Beat the Hardware Demand
The input from Elliott Aviation (www.elliottaviation.com) parallels that of other vendors holding Supplemental Type Certificates for a large array of aircraft.
One point made by Elliott is that scheduling early helps assure the installer has the hardware needed for your aircraft by the time your installation slot comes up. With a broad spectrum of solutions covering most Citations and King Air models, among others, demand for the approved hardware is likely to grow stronger as the deadline approaches.
As demand grows, operators who schedule late may find themselves waiting for back-ordered hardware, thereby compromising the avionics shop’s ability to accomplish their upgrade until the equipment backlog is cleared.
Depending on other work needed (such as installation of a WAAS GPS navigator), installation times can vary from a few days to more than a week. One piece of useful advice is to schedule the ADS-B upgrade in tandem with an annual or 100-hour inspection or engine hot-section overhaul, thus reducing downtime.
Not Just a US Issue
Jet Aviation reminded us that ADS-B isn't solely a US issue; it's a standard embraced by the International Civil Aviation Organization (ICAO) and is required by ICAO signatory nations. While some nations delayed their compliance dates to align with the US, others (such as Australia) already require ADS-B.
While a higher percentage of overseas-based aircraft have complied when compared with the US, some still are not fully equipped. And some of those owners will seek installation slots anywhere the shop is approved by their home country.
That scenario could further complicate scheduling in the US, given that many domestic installers hold international approvals.
Of course, each country will require a demonstration of successful installation even after an installation by an approved shop in the US, further adding time pressures on those operators.
Allowing Time to Find a Solution
Finding a solution approved for your aircraft may prove challenging for many older business turbine airframes, and aligning the equipment with a shop approved to handle the installation adds another obstacle.
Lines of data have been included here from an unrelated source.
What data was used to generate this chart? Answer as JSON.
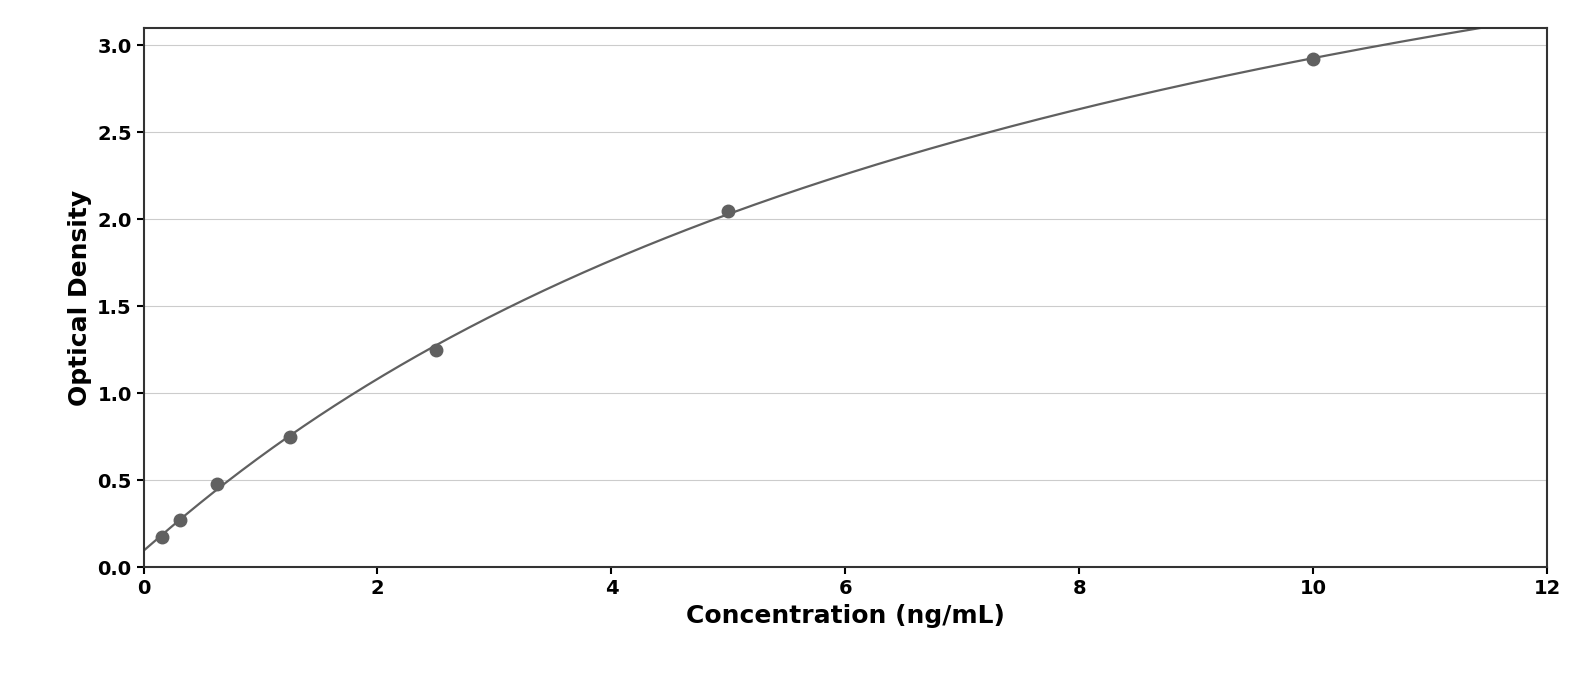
{
  "x_data": [
    0.156,
    0.313,
    0.625,
    1.25,
    2.5,
    5.0,
    10.0
  ],
  "y_data": [
    0.175,
    0.27,
    0.48,
    0.75,
    1.25,
    2.05,
    2.92
  ],
  "point_color": "#606060",
  "line_color": "#606060",
  "xlabel": "Concentration (ng/mL)",
  "ylabel": "Optical Density",
  "xlim": [
    0,
    12
  ],
  "ylim": [
    0,
    3.1
  ],
  "xticks": [
    0,
    2,
    4,
    6,
    8,
    10,
    12
  ],
  "yticks": [
    0,
    0.5,
    1.0,
    1.5,
    2.0,
    2.5,
    3.0
  ],
  "marker_size": 9,
  "line_width": 1.6,
  "xlabel_fontsize": 18,
  "ylabel_fontsize": 18,
  "tick_fontsize": 14,
  "grid_color": "#cccccc",
  "background_color": "#ffffff",
  "figure_bg": "#ffffff",
  "border_color": "#aaaaaa"
}
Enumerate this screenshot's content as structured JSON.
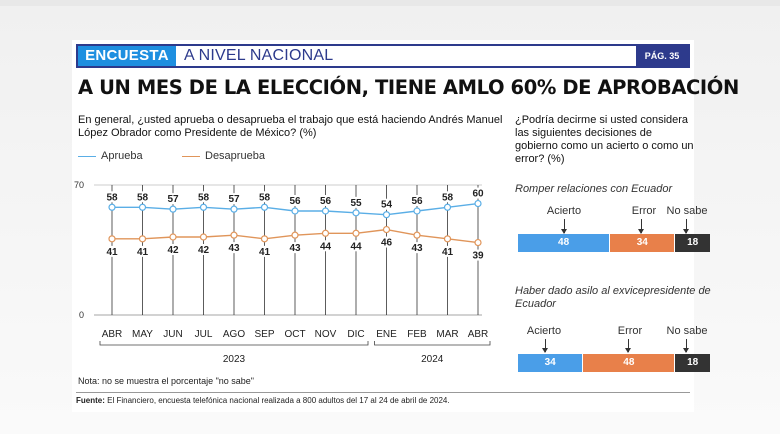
{
  "header": {
    "tag": "ENCUESTA",
    "section": "A NIVEL NACIONAL",
    "page": "PÁG. 35"
  },
  "headline": "A UN MES DE LA ELECCIÓN, TIENE AMLO 60% DE APROBACIÓN",
  "question": "En general, ¿usted aprueba o desaprueba el trabajo que está haciendo Andrés Manuel López Obrador como Presidente de México? (%)",
  "colors": {
    "aprueba": "#5aaee6",
    "desaprueba": "#e0955a",
    "acierto": "#4a9ee8",
    "error": "#e8804a",
    "nosabe": "#333333",
    "brand": "#2d3a8c",
    "brand_light": "#1e8fe0"
  },
  "chart_data": [
    {
      "type": "line",
      "categories": [
        "ABR",
        "MAY",
        "JUN",
        "JUL",
        "AGO",
        "SEP",
        "OCT",
        "NOV",
        "DIC",
        "ENE",
        "FEB",
        "MAR",
        "ABR"
      ],
      "series": [
        {
          "name": "Aprueba",
          "values": [
            58,
            58,
            57,
            58,
            57,
            58,
            56,
            56,
            55,
            54,
            56,
            58,
            60
          ]
        },
        {
          "name": "Desaprueba",
          "values": [
            41,
            41,
            42,
            42,
            43,
            41,
            43,
            44,
            44,
            46,
            43,
            41,
            39
          ]
        }
      ],
      "ylim": [
        0,
        70
      ],
      "yticks": [
        0,
        70
      ],
      "year_groups": [
        {
          "label": "2023",
          "from": 0,
          "to": 8
        },
        {
          "label": "2024",
          "from": 9,
          "to": 12
        }
      ],
      "grid": "vertical lines per month",
      "legend": "top-left"
    },
    {
      "type": "bar",
      "subtitle": "Romper relaciones con Ecuador",
      "categories": [
        "Acierto",
        "Error",
        "No sabe"
      ],
      "values": [
        48,
        34,
        18
      ]
    },
    {
      "type": "bar",
      "subtitle": "Haber dado asilo al exvicepresidente de Ecuador",
      "categories": [
        "Acierto",
        "Error",
        "No sabe"
      ],
      "values": [
        34,
        48,
        18
      ]
    }
  ],
  "right": {
    "question": "¿Podría decirme si usted considera las siguientes decisiones de gobierno como un acierto o como un error? (%)"
  },
  "note": "Nota: no se muestra el porcentaje \"no sabe\"",
  "source": {
    "label": "Fuente:",
    "text": "El Financiero, encuesta telefónica nacional realizada a 800 adultos del 17 al 24 de abril de 2024."
  }
}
Stephens Aviation's lengthy list of solutions for upgrading old Rockwell Collins ProLine 4 and ProLine 21 systems includes many offerings partnered with CMD Flight Solutions. But again, the company reminds us that scheduling early is paramount to assure hardware and installation capacity before the deadline.
Waste no time in finding a shop specializing in an ADS-B solution for your aircraft type. Some locations may seem more convenient than others, but make sure that the shop performs the upgrade you need.
Touching base with a shop that ticks all of the right boxes for your business aircraft as early as possible should be a priority to your flight operation to help preclude a loss of use, starting January 1, 2020.